South Korea wants the International Olympic Committee to “actively mediate” a dispute over islands that are depicted as part of Japanese territory in a map on the Tokyo Summer Games’ website.

The Korean Sports and Olympics Committee late Tuesday sent a letter urging the IOC to step in and remove the reference to the islands known as Dokdo in South Korea and Takeshima in Japan.

A KSOC representative told Reuters that “political neutrality must be guaranteed at the games.”

The islands in the Sea of Japan are controlled by South Korea, but Japan contests its Asian neighbor’s claims.

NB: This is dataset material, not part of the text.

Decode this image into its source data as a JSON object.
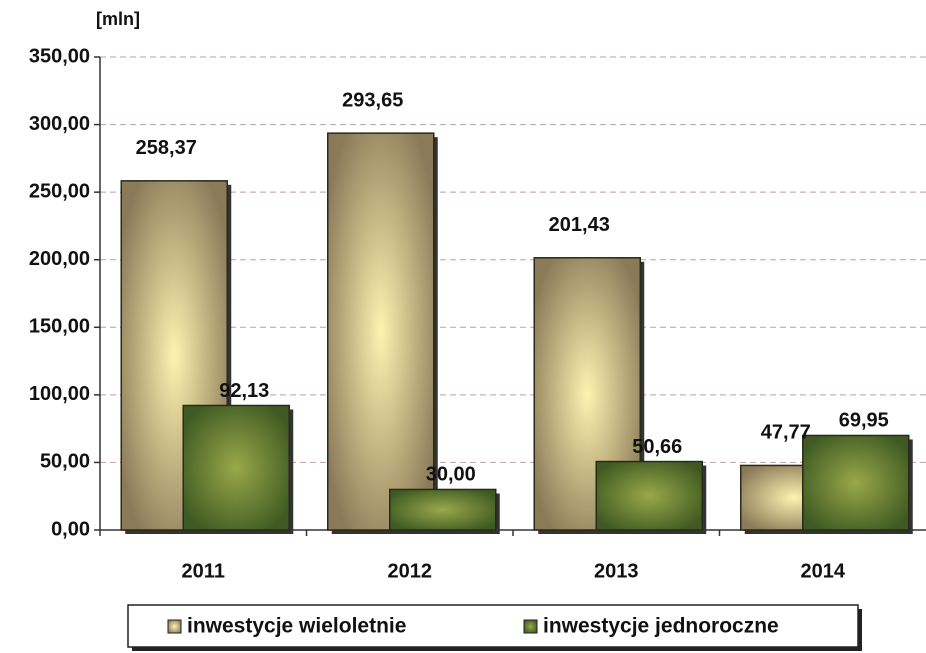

The dispute pivots around a speck on the Olympic torch-relay map that depicts the islands, known neutrally as the Liancourt Rocks, in the same color as the rest of Japan. It isn’t visible to the naked eye, but South Korean protesters pointed to zoomed-in versions that show the dot.

Seoul called in a senior Japanese diplomat on Tuesday to formally protest the map, and three students were arrested for burning the “Rising Sun” Japanese flag in protest in the South Korean capital.

So far, Japan isn’t budging.

“Takeshima is a territory inherent to Japan in view of historical facts and international laws. We cannot accept South Korea’s protest at all,” Japanese Chief Cabinet Secretary Katsunobu Kato said Wednesday.

The dispute is another headache for Tokyo organizers ahead of the Summer Games, which were postponed for a year and now are scheduled for July 23-Aug. 8.

There are cries to cancel the Games altogether as Japan continues to battle surges in the coronavirus. Its COVID-19 vaccine rollout got off to a sluggish start but is gaining steam with the debut of mass-vaccination sites.

South Koreans say they are particularly galled by the Dokdo issue because they removed the islands from a national map for the 2018 Winter Games in PyeongChang after Japan complained.

Former South Korean Prime Minister Chung Sye-kyun has raised the prospect of boycotting the Games over the dispute.